За окном вечная смена дождя. Подо мной проезжают машины, размазывая фарами водяной свет по лобовому стеклу глаз. Я щурюсь. Машины сливаются с мокрым асфальтом, принимая его непостоянную форму, скользят по шоссе, сигналят. Водители, нелепые придатки рулевых колодок курят крепкие и без фильтра. Возможно ругаются.
Автоматически сжимаю в пальцах хрупкие билеты, размазываю их по ладоням и отбрасываю в сторону. Мои друзья ничего не заметили. С появлением кондуктора, они потеряли ко мне всяческий интерес. На сегодня моя миссия выполнена. Я снова спас их от страшной смерти.
Мне кажется или в вагоне быстро темнеет?
Троллейбус останавливается. Меня ведет вбок и вперед. Крепче хватаюсь за поручни, серые, масляные трубы, лианы и кишки утробы троллейбуса. Ругаюсь сквозь зубы. Кажется я перебрал сегодня. Я употребляю наркотики. Разные и много. Это помогает, но не спасает. Кажется, мои друзья тоже наркоманы. У них тусклые глаза и безвольные рты. Я гляжу на них ласково, осторожно трогаю за плечо, улыбаюсь и поощрительно киваю. Они не замечают меня. Они счастливы своим вновь обретенным статусом, кривляются и кичатся.
Шаги.
В заднюю дверь тролейбуса грузно вплывает туша Контролера. Внутри все умирает. Как глупо. Я опускаю глаза, начинаю шуршать и ерзать. Ведь билеты только что были прямо под ногами. Как мог я быть так самонадеян! Теперь нас обязательно арестуют!
— Сынок! — голос тихий и деревянный, пропитаный никотином, — Сынок, ты потерял билеты?
Я оглядываюсь.
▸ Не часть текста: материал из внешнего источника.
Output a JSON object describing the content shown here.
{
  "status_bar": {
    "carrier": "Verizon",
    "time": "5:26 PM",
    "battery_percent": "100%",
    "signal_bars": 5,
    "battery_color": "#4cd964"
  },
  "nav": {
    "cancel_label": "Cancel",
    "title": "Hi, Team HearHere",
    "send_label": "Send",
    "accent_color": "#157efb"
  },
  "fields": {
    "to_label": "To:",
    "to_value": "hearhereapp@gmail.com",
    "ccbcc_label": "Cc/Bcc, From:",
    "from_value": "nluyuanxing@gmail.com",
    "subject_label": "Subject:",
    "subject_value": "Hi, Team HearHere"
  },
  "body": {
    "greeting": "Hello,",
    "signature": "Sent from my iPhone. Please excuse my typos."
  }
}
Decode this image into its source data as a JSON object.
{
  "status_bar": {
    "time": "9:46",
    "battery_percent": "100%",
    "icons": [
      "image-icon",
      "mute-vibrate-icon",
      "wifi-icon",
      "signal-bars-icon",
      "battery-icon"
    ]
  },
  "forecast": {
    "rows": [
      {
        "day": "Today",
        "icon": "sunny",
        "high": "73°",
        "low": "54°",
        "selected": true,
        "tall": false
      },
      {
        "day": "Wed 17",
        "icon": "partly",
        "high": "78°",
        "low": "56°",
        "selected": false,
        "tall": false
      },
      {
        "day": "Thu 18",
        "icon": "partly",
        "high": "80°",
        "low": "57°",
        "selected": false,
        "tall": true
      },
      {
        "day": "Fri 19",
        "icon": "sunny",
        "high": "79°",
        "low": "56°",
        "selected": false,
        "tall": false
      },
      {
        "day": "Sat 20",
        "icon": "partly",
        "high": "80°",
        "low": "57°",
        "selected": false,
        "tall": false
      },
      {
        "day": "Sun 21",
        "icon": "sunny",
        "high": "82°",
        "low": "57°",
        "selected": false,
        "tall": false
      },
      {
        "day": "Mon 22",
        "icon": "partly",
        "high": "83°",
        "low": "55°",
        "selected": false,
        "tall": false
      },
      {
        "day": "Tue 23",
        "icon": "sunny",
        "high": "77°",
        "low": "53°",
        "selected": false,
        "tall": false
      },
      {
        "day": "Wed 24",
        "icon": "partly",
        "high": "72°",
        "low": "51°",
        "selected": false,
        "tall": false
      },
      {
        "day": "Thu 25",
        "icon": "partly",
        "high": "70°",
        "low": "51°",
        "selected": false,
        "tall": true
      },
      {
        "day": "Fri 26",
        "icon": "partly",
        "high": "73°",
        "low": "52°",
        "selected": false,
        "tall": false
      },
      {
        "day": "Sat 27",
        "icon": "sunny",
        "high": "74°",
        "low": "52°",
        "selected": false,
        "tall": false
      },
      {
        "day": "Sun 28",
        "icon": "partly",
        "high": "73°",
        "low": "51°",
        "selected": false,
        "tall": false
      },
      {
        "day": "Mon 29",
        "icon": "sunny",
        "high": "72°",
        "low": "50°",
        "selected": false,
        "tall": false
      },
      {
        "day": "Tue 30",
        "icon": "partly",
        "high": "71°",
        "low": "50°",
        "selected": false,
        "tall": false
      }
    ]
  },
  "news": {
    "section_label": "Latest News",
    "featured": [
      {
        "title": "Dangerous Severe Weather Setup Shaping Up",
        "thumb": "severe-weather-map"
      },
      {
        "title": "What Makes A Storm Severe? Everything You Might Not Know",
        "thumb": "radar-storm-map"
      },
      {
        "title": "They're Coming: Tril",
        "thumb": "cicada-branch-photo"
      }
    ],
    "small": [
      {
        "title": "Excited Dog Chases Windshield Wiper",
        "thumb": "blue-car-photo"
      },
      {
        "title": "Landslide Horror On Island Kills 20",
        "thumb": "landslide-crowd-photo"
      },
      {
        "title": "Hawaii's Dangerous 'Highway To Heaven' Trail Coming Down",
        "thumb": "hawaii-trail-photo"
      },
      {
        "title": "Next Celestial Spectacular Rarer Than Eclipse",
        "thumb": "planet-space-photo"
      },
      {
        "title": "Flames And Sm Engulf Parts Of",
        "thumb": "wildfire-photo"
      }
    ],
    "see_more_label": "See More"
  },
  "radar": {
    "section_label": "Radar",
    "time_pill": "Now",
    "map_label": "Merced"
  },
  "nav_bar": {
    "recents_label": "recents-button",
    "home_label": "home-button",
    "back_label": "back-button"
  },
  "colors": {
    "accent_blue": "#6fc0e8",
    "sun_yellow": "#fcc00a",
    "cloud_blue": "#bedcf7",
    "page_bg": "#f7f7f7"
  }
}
Контролер уже стоит подле меня. Он стар, от него пахнет мокротой и вчерашним чаем. Он одет в сапоги.
Контролер не аппелирует к моим друзьям, что извиваются за моей спиной, неловко притворяясь рассудительными и смелыми. Он обращается непосредственно ко мне, как к человеку, отвечающему за группу. Ведь от Контролера не утаишь.
— Малыш, — в голосе сочувствие и жалость, — ведь это ты платил за билеты?
Оглядываюсь кругом. На лицах пассажиров вежливое недоумение. Старичок рядом со мной пытается пнуть меня ногой. Женщина слева плюет коричневой слюной, но промахивается.
— Я уронил билеты на пол, — твердо говорю я. — Я виноват.
— ОН УРОНИЛ БИЛЕТЫ НА ПОЛ, — монотонным хором отзывается толпа. — ОН ВИНОВАТ.
— Ты уронил билеты на пол, — с укоризной шепчет Контролер, — Ты виноват.
Мои друзья плачут. Они понимают в каком положении мы оказались. Ведь контролер имеет право забрать нас всех. Он выше закона, он над обществом.
Контролер ожесточенно топает ногой. — Ты пойдешь со мной! — кричит он мне в лицо, — Ты сволочь! Ты скотина! Ты, гнусный кабан!
Мои друзья порозовели. Я чувствую, как они хихикают рядышком, кокетливо подмигивая Контролеру. Ведь я спас их от неминуемой гибели. Я должен ответить по всей строгости закона.
Контролер вежливо, но твердо берет меня за руку. Сейчас мы выйдем на остановке и он поведет меня в Дворницкую. Там будет тепло, надушено носками. Старики будут играть в нарды. К слову, все они гомосексуалисты.
В углу теплой Дворницкой стоит ржавый от крови чурбан, на котором мне отрубят голову.